Recordar o Natal em Macau, Moçambique e na Áustria

Devoção, tolerância e afecto

Devoção, tolerância e afecto.

Quando era pequenino, os pais de José Chan, presidente de três confrarias católicas de Macau, levavam-no com os seus irmãos às igrejas da Sé, de Santo António, ou de São Domingos, para assistirem à Missa do Galo.

«Normalmente, íamos à igreja de São Domingos porque o meu pai nasceu nessa zona e o meu tio tomava conta da igreja. Havia também um amigo meu, chamado Francisco do Rosário, e o meu padrinho, Francisco Sales Poupinho, secretário de duas confrarias, que me ensinaram a trabalhar na missão católica», recordou o presidente das confrarias de Nossa Senhora do Rosário, do Senhor Bom Jesus dos Passos e de Santo António.

Na memória de José Chan também estão gravados os momentos em que fazia, com o pai e alguns irmãos, a distribuição das edições especiais de Natal d’O CLARIM nas freguesias da Sé, de São Lourenço e de São Lázaro, bem como a devoção das famílias macaenses pela quadra natalícia.

A viver em Moçambique até aos 29 anos de idade, o ex-produtor e realizador da Rádio Macau, Helder Fernando, afirmou a’O CLARIM que parte substancial da população era muçulmana e não celebrava o Natal como quadra de importância religiosa, ou até mesmo cultural, o que não acontecia com os católicos e crentes de outros ramos do Cristianismo.

«Esta realidade não impedia que os muçulmanos desejassem Boas Festas, ou Bom Natal, aos outros concidadãos», disse o radialista, acrescentando: «Lembro-me de um dia, já com barba a despontar, de uma família muçulmana das minhas relações abrir uma divisão da sua casa e mostrar-me, em sorriso silencioso, um presépio com figuras em pedra, terra e madeira, feitas à mão pelos irmãos mais novos, meus companheiros de escola, de aventuras e de conversas pela noite dentro».

«No momento em que olhei para aquele presépio, em cima de uma esteira, percebi que aquela família islâmica tinha-o construído para mim, que não tinha presépio em casa», justificou. «A multiculturalidade, quando praticada e não imposta, só traz vantagens, mesmo quando exercida na fuga possível à ditadura da opinião única, seja política, religiosa ou de qualquer outra tradição», vincou Hélder Fernando.

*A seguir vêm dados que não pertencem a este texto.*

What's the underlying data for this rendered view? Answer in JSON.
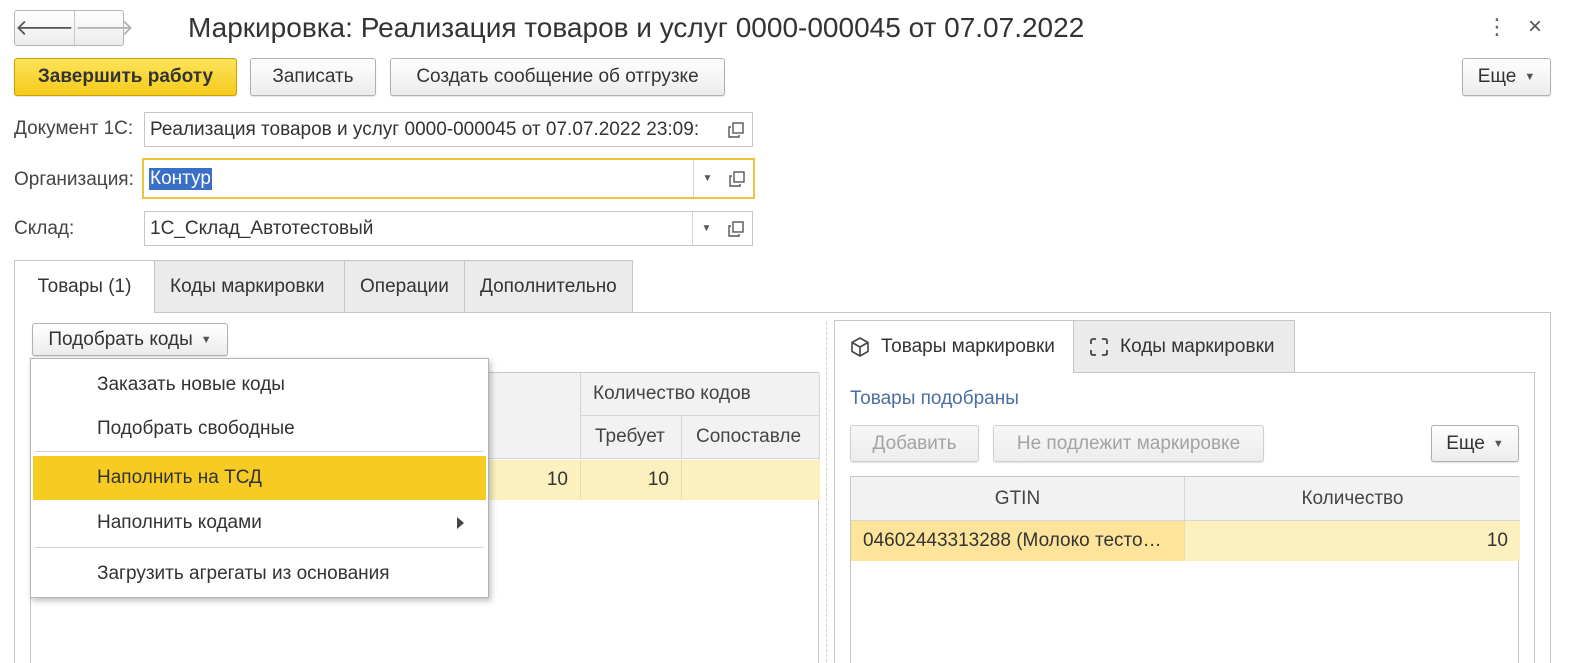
{
  "window": {
    "title": "Маркировка: Реализация товаров и услуг 0000-000045 от 07.07.2022",
    "back_glyph": "🡐",
    "forward_glyph": "🡒",
    "menu_glyph": "⋮",
    "close_glyph": "×"
  },
  "toolbar": {
    "finish_label": "Завершить работу",
    "save_label": "Записать",
    "create_message_label": "Создать сообщение об отгрузке",
    "more_label": "Еще"
  },
  "form": {
    "document_label": "Документ 1С:",
    "document_value": "Реализация товаров и услуг 0000-000045 от 07.07.2022 23:09:",
    "organization_label": "Организация:",
    "organization_value": "Контур",
    "warehouse_label": "Склад:",
    "warehouse_value": "1С_Склад_Автотестовый"
  },
  "tabs": [
    {
      "label": "Товары (1)",
      "active": true
    },
    {
      "label": "Коды маркировки",
      "active": false
    },
    {
      "label": "Операции",
      "active": false
    },
    {
      "label": "Дополнительно",
      "active": false
    }
  ],
  "left": {
    "pick_codes_label": "Подобрать коды",
    "grid": {
      "group_header": "Количество кодов",
      "col_required": "Требует",
      "col_matched": "Сопоставле",
      "row": {
        "quantity": "10",
        "required": "10",
        "matched": ""
      }
    }
  },
  "menu": {
    "items": [
      {
        "label": "Заказать новые коды"
      },
      {
        "label": "Подобрать свободные"
      },
      {
        "label": "Наполнить на ТСД"
      },
      {
        "label": "Наполнить кодами"
      },
      {
        "label": "Загрузить агрегаты из основания"
      }
    ]
  },
  "right": {
    "subtabs": [
      {
        "label": "Товары маркировки",
        "active": true
      },
      {
        "label": "Коды маркировки",
        "active": false
      }
    ],
    "status_text": "Товары подобраны",
    "add_label": "Добавить",
    "not_marked_label": "Не подлежит маркировке",
    "more_label": "Еще",
    "grid": {
      "col_gtin": "GTIN",
      "col_quantity": "Количество",
      "row": {
        "gtin": "04602443313288 (Молоко тесто…",
        "quantity": "10"
      }
    }
  },
  "colors": {
    "accent_yellow": "#f6cb23",
    "row_highlight": "#fdf0bf",
    "selection_blue": "#3a6fc8",
    "link_blue": "#4a6fa0"
  }
}
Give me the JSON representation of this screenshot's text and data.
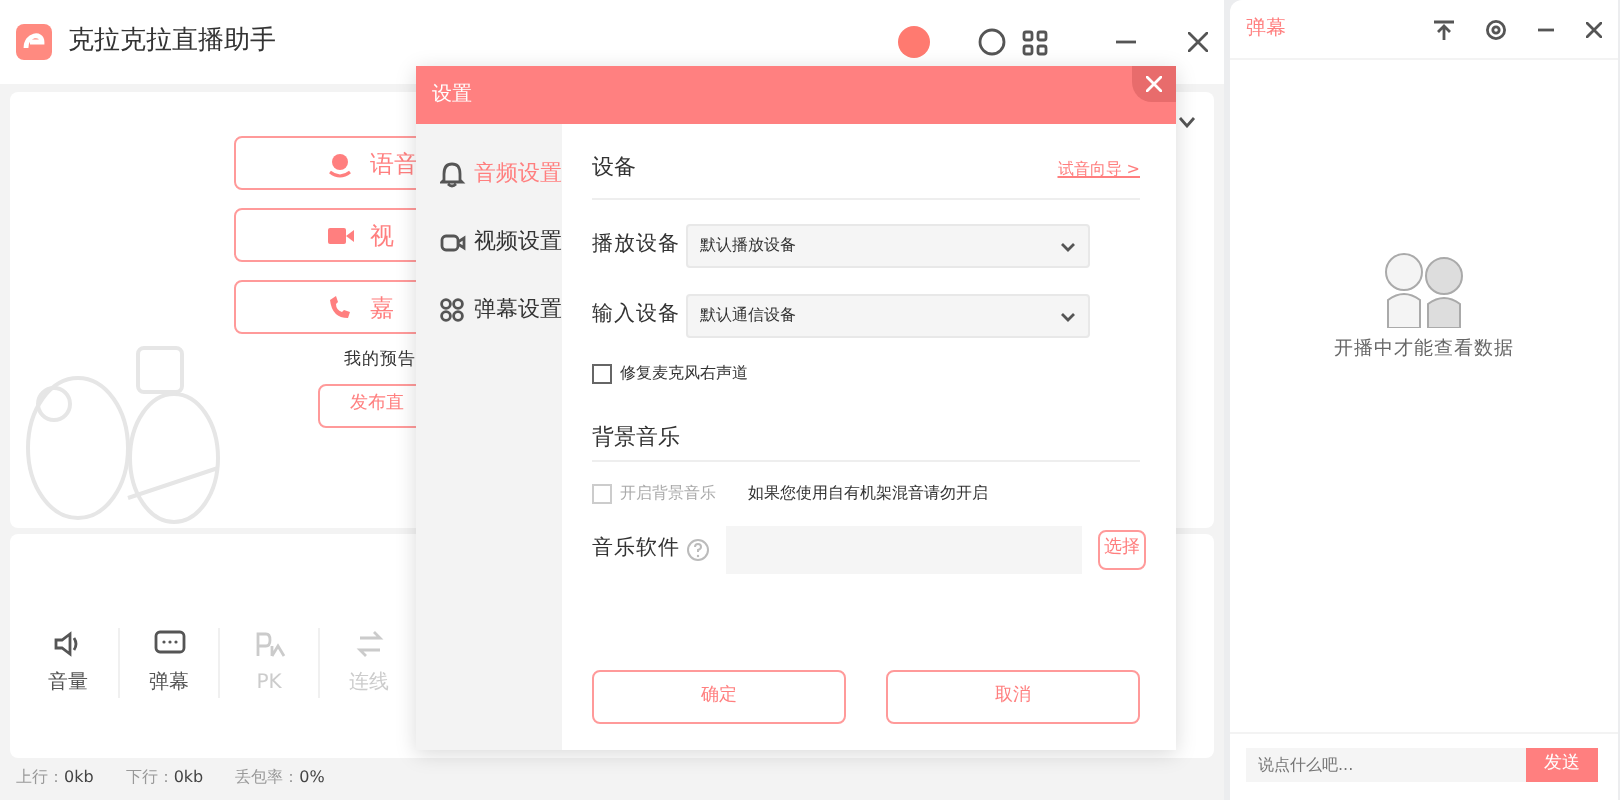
{
  "app": {
    "title": "克拉克拉直播助手"
  },
  "main": {
    "mode_buttons": [
      {
        "label": "语音",
        "kind": "mic"
      },
      {
        "label": "视",
        "kind": "video"
      },
      {
        "label": "嘉",
        "kind": "phone"
      }
    ],
    "notice": "我的预告",
    "publish_button": "发布直"
  },
  "toolbar": [
    {
      "label": "音量",
      "kind": "volume",
      "disabled": false
    },
    {
      "label": "弹幕",
      "kind": "chat",
      "disabled": false
    },
    {
      "label": "PK",
      "kind": "pk",
      "disabled": true
    },
    {
      "label": "连线",
      "kind": "link",
      "disabled": true
    }
  ],
  "status_bar": [
    {
      "label": "上行：",
      "value": "0kb"
    },
    {
      "label": "下行：",
      "value": "0kb"
    },
    {
      "label": "丢包率：",
      "value": "0%"
    }
  ],
  "settings_dialog": {
    "title": "设置",
    "tabs": [
      {
        "label": "音频设置",
        "kind": "audio",
        "selected": true
      },
      {
        "label": "视频设置",
        "kind": "video",
        "selected": false
      },
      {
        "label": "弹幕设置",
        "kind": "grid",
        "selected": false
      }
    ],
    "device_heading": "设备",
    "test_link": "试音向导 >",
    "selects": [
      {
        "label": "播放设备",
        "value": "默认播放设备"
      },
      {
        "label": "输入设备",
        "value": "默认通信设备"
      }
    ],
    "fix_channel": {
      "label": "修复麦克风右声道",
      "checked": false,
      "disabled": false
    },
    "music_heading": "背景音乐",
    "bg_music": {
      "label": "开启背景音乐",
      "checked": false,
      "disabled": true
    },
    "bg_music_note": "如果您使用自有机架混音请勿开启",
    "music_software": {
      "label": "音乐软件"
    },
    "choose_button": "选择",
    "ok_button": "确定",
    "cancel_button": "取消"
  },
  "danmu_panel": {
    "title": "弹幕",
    "empty_text": "开播中才能查看数据",
    "input": {
      "placeholder": "说点什么吧..."
    },
    "send_button": "发送"
  }
}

Bastante diferente, mas inesquecível, era o Natal do padre Franz Gassner, professor-assistente da Faculdade de Estudos Religiosos da Universidade de São José.

«Na minha casa austríaca, na véspera de Natal, a nossa família reunia-se pelas 18 horas para levar incenso e água benta a cada quarto da casa. Começávamos a partir do forno da cozinha e o meu pai, ou o filho mais velho, tinha que carregar o incenso, enquanto a minha mãe e o outro filho carregavam a água benta numa caneca com um galho ou uma lanterna para iluminar o caminho, porque todas as luzes eléctricas tinham que estar desligadas», lembrou o sacerdote dos Missionários do Verbo Divino.

«Também íamos visitar o gado ao estábulo para abençoá-lo com incenso e água benta. Quando regressávamos deste passeio, entrávamos numa divisão da casa onde tínhamos a árvore de Natal e os presentes, mas só para os vislumbrarmos de relance, porque tínhamos primeiro que rezar juntos o terço», referiu.

«Após esta experiência de gratificação atrasada, cantávamos em frente à árvore de Natal e podíamos finalmente abrir os presentes, seguindo-se a ceia de Natal em família. Mais tarde, antes da meia-noite, caminhávamos em direcção à nossa igreja paroquial para assistirmos à missa. Caminhar juntos com uma lanterna pela noite nevada era uma experiência inesquecível de Natal», frisou o padre Gassner.